We currently have a promotion going on where spending money earns you special points which you can trade in for a glass container.

Customer: “Excuse me. I think I’ve earned enough points for one of your glass containers.”

Me: “May I see your receipt?”

She shows me her receipt, which indicates that she does indeed have enough points for a container.

Me: “The containers are just at the end of aisle one over there. If you want to grab one and line up, I can show you how to put it through. You just need the container and your rewards card.”

Even though they are free, the containers still need to be scanned through a register and then paid for with points, which are saved on customers’ rewards cards.

Customer: “Would you be able to go and get one and do it for me?

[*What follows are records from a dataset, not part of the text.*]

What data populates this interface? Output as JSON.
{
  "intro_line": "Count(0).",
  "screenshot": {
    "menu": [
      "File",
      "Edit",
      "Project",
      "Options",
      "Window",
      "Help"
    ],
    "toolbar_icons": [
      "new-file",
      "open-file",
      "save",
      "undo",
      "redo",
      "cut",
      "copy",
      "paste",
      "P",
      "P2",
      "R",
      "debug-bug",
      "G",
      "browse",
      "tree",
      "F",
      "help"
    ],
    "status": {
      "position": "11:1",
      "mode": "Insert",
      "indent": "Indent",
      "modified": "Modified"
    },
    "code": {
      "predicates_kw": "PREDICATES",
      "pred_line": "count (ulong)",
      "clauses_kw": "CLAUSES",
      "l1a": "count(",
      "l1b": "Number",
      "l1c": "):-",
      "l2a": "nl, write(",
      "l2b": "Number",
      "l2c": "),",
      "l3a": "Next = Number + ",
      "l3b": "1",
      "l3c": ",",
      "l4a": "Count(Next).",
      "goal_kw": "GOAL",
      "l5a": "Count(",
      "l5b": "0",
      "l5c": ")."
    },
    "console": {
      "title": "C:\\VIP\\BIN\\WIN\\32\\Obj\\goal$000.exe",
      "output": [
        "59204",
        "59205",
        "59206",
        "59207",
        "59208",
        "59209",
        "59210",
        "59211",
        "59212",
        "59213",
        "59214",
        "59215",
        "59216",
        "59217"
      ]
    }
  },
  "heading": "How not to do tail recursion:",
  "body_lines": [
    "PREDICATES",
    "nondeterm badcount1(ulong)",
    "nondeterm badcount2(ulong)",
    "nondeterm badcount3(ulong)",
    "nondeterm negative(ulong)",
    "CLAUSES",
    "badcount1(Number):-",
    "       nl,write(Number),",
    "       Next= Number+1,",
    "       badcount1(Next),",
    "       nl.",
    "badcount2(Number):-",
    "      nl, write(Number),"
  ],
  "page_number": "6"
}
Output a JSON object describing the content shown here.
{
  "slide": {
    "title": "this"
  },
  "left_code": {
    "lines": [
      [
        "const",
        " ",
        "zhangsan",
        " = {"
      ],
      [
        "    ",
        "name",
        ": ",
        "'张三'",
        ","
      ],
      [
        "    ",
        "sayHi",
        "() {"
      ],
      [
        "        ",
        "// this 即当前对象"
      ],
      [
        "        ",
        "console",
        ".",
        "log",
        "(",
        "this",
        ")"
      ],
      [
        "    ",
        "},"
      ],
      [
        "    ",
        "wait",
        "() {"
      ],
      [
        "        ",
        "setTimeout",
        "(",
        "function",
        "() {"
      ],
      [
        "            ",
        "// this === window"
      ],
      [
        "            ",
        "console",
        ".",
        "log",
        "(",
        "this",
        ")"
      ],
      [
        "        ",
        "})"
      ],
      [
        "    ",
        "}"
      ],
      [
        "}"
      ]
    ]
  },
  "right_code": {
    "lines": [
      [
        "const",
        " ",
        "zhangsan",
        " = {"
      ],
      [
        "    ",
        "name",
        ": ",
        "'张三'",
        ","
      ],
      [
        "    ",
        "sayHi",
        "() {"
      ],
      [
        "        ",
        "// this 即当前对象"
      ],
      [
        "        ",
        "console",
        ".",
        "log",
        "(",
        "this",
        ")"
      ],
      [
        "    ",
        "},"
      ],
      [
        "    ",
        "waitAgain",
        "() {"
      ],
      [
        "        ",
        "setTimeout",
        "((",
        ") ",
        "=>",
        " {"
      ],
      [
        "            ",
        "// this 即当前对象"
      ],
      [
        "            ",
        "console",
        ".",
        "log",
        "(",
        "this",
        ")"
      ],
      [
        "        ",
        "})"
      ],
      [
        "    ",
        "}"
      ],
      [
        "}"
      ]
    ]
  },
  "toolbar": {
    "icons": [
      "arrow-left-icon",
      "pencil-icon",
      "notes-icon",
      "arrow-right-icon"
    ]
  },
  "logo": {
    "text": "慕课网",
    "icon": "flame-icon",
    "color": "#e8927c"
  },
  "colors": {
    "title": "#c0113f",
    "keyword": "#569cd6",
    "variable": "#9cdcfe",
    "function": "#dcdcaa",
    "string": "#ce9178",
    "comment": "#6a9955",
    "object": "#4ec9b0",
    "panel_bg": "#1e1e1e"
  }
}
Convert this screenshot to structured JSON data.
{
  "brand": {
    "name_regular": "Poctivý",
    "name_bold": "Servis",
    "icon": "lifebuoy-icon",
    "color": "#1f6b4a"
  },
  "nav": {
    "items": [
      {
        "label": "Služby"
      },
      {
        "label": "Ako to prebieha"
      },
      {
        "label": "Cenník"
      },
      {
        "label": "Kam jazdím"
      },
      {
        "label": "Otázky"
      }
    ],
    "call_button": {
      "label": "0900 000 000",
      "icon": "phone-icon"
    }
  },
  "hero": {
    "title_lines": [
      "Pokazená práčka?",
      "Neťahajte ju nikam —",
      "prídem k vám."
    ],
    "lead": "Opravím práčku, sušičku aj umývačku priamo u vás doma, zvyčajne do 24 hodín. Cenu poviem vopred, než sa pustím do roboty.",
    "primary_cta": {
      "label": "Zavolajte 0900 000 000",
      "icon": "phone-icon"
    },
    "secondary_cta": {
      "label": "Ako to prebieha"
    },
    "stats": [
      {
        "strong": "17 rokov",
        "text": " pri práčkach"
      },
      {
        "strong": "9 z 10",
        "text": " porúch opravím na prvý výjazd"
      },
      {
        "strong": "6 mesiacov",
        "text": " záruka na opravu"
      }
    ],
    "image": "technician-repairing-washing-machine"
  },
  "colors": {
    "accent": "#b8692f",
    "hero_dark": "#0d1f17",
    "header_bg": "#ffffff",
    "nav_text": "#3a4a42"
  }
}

I don’t want to have to line up in that line.”

Me: “Ah, not really sorry. It’s really busy here, as you can see. And I’m not really allowed to leave my post unattended. You can always come back next time and get it. It might be a bit quieter then. As long as you have your rewards card, you can get it any time.”

Customer: “I’m just worried you’ll have run out.”

Me: “I shouldn’t think that will happen. They’ve kept the containers pretty well stocked. I don’t think they’ve allowed them to run out since the promotion began.”

Customer: “Okay. What’s your name by the way?”

I point to my name tag.

Me: “[My Name].”

Customer: “Thank you, [My Name]. I’m going to report you for refusing to help a customer. This is bad customer service.”

Me: “If you feel you have to, go ahead. As I said, I unfortunately can’t leave the self-serve. You can try talking to them at the service desk. Maybe they can spare someone up there to go and help you.”

Customer: “No, it’s okay. I’ll just report you. Bye.”

Me: “Okay, have a good day.”

While I feel her threats were pretty empty, I almost hope she does complain about me. “A member of staff refused to abandon their post and their customers on a very busy day to do my shopping for me, and then they wouldn’t let me cut in line past all the other customers who’d been waiting for ages to get a register.” I’m sure that complaint would be taken very seriously.